Abstract

This study investigated the underlying factors that influences pre-service Nigerian (technical vocational education and training, TVET) teachers’ decision to pursue a teaching career which aids in recruiting more teachers. Preservice TVET teachers are the teachers who are being prepared to teach in a vocation requiring technical skills. The motivation of these pre-service TVET teachers obtaining a postgraduate diploma in technical education was investigated using the quantitative research design approach to collect data via a researcher-created, self-administered questionnaire. Participants were selected from two cohorts (N = 78) of students enrolled in the various departments for the Postgraduate Diploma in Technical Education (PGDTE) program of the University of Nigeria.
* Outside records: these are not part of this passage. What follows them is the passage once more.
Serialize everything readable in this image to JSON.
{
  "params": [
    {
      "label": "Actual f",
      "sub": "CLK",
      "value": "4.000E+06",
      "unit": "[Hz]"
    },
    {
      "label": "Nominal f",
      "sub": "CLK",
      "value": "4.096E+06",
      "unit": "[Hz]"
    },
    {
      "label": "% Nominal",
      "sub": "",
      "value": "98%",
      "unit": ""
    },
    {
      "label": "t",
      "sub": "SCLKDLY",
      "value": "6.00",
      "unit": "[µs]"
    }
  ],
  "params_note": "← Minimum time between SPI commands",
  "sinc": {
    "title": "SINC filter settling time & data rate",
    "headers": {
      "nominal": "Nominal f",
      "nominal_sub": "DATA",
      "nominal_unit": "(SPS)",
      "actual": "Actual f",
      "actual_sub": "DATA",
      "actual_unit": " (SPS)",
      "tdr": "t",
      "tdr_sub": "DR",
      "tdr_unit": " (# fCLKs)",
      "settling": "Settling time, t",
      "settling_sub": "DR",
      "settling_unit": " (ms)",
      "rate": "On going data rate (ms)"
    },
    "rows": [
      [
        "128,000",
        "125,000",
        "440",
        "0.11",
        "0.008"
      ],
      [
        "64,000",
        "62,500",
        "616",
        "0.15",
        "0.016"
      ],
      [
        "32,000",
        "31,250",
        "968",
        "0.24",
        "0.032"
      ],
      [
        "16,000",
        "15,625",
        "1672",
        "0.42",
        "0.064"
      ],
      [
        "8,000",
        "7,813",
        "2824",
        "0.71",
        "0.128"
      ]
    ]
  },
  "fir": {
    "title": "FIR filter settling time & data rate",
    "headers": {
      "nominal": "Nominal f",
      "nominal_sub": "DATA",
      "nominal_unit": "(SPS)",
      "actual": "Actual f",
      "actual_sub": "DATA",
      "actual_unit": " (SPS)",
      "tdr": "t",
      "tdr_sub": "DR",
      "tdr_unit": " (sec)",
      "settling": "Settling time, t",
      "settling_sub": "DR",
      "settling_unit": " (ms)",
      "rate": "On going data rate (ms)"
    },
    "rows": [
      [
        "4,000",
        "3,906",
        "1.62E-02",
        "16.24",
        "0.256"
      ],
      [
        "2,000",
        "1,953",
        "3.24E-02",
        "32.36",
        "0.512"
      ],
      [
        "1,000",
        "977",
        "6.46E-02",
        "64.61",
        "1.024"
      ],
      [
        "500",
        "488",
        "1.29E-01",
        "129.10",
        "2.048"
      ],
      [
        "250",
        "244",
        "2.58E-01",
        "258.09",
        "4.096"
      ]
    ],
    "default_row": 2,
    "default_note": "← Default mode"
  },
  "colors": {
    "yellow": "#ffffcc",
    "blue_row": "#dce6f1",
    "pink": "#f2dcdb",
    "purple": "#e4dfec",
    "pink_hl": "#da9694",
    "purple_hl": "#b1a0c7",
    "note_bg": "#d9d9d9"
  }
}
According to the quantitative analysis, excellent role models from previous teachers, the demanding nature of the job role, a willingness to impart relevant knowledge and skills, a willingness to assist financially disadvantaged students in gaining marketable job skills, and the country’s presumed demand for TVET teachers were the primary motivators for pre-service teachers. However, the gender aspect revealed that male and female pre-service TVET teachers showed significant differences in their altruistic and intrinsic impulses when the non-parametric Mann-Whitney U tests were utilized to analyze extracted data on gender. The ramifications of the findings were then examined, as well as their significance in enhancing hiring measures through setting of standards for technical and vocational education programs in the universities to improve on the status of pre-service TVET teachers to attract quality graduates of technical education programs who can teach as TVET teachers before and after completing their programs.